To be honest, the club dance scene here doesn't amount to much. There was one club that had a pretty good Wednesday salsa night, but I think they've discontinued it.
If you are speaking to reg. nite clubs, no dis-agreement. My point was, "latin" clubs. In all my dancing years, I have never seen an unruly one.
 

cornutt

Well-Known Member
#17
If you are speaking to reg. nite clubs, no dis-agreement. My point was, "latin" clubs. In all my dancing years, I have never seen an unruly one.
OK, I didn't realize that was the topic. Fair enough. There aren't any proper dance clubs, in that sense, in this area. There was a club that had a Latin night for a while. I never went because it was a singles scene, but from what I'm told it was pretty good dancing. There was another club that had a WCS night for a while. There was good dancing but the scene had a weird vibe, so I quit going.
 

MaggieMoves

Well-Known Member
#18
Don't get out much, so I don't know what exactly a "latin" club is.
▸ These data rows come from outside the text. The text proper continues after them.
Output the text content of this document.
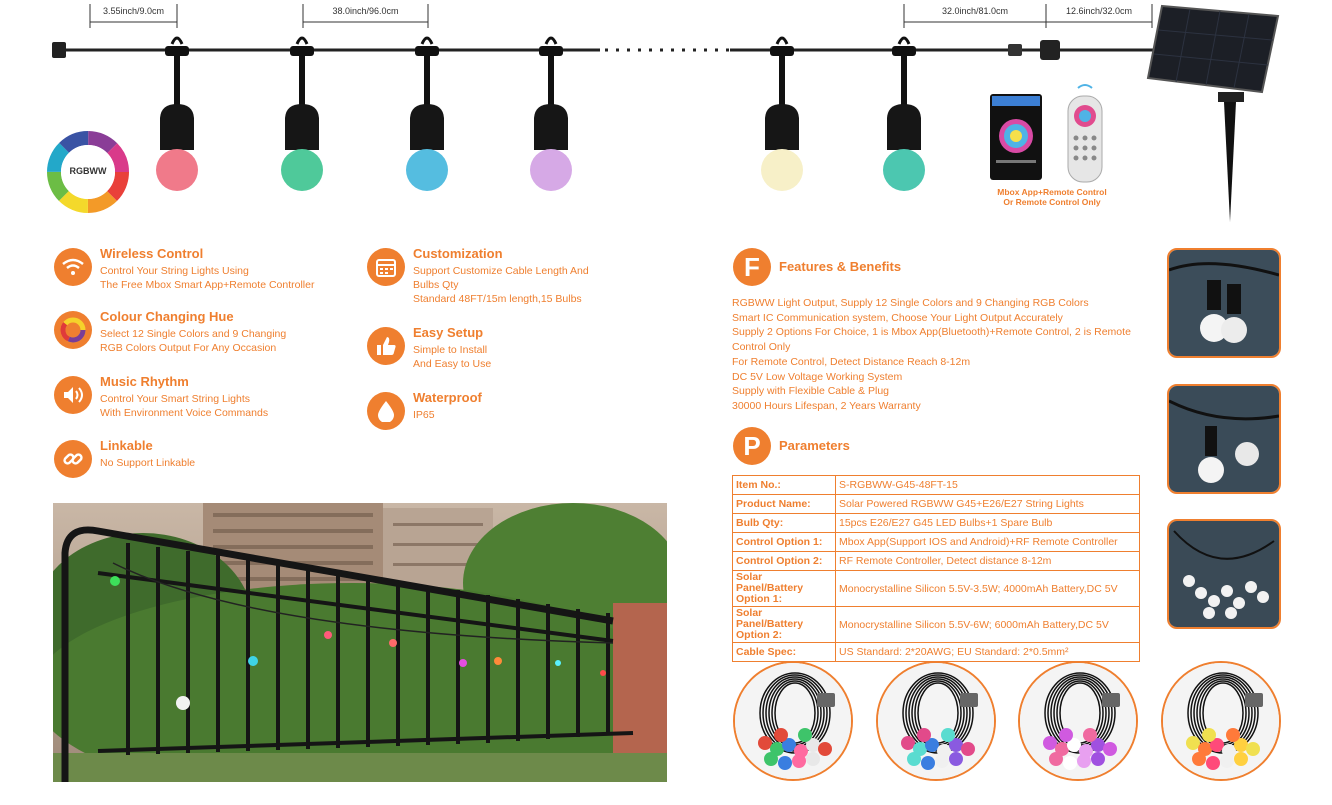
3.55inch/9.0cm	38.0inch/96.0cm	32.0inch/81.0cm	12.6inch/32.0cm
RGBWW
Mbox App+Remote Control
Or Remote Control Only
Wireless Control
Control Your String Lights Using
The Free Mbox Smart App+Remote Controller
Colour Changing Hue
Select 12 Single Colors and 9 Changing
RGB Colors Output For Any Occasion
Music Rhythm
Control Your Smart String Lights
With Environment Voice Commands
Linkable
No Support Linkable
Customization
Support Customize Cable Length And
Bulbs Qty
Standard 48FT/15m length,15 Bulbs
Easy Setup
Simple to Install
And Easy to Use
Waterproof
IP65
F	Features & Benefits
RGBWW Light Output, Supply 12 Single Colors and 9 Changing RGB Colors
Smart IC Communication system, Choose Your Light Output Accurately
Supply 2 Options For Choice, 1 is Mbox App(Bluetooth)+Remote Control, 2 is Remote Control Only
For Remote Control, Detect Distance Reach 8-12m
DC 5V Low Voltage Working System
Supply with Flexible Cable & Plug
30000 Hours Lifespan, 2 Years Warranty
P	Parameters
Item No.:	S-RGBWW-G45-48FT-15
Product Name:	Solar Powered RGBWW G45+E26/E27 String Lights
Bulb Qty:	15pcs E26/E27 G45 LED Bulbs+1 Spare Bulb
Control Option 1:	Mbox App(Support IOS and Android)+RF Remote Controller
Control Option 2:	RF Remote Controller, Detect distance 8-12m
Solar Panel/Battery Option 1:	Monocrystalline Silicon 5.5V-3.5W; 4000mAh Battery,DC 5V
Solar Panel/Battery Option 2:	Monocrystalline Silicon 5.5V-6W; 6000mAh Battery,DC 5V
Cable Spec:	US Standard: 2*20AWG; EU Standard: 2*0.5mm²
I rather suspect that only certain cities have them.
Typically a club where they'll only play salsa, merengue, bachata... and maybe kizomba or zouk and typically have a dance floor where people actually dance. The Copacabana in Times Square, NYC is a perfect example or Mangos in South Beach, Miami Beach.
 

tangotime

Well-Known Member
#19
Typically a club where they'll only play salsa, merengue, bachata... and maybe kizomba or zouk and typically have a dance floor where people actually dance. The Copacabana in Times Square, NYC is a perfect example or Mangos in South Beach, Miami Beach.

That's what I'm talkin about ! ( without the K and Z ).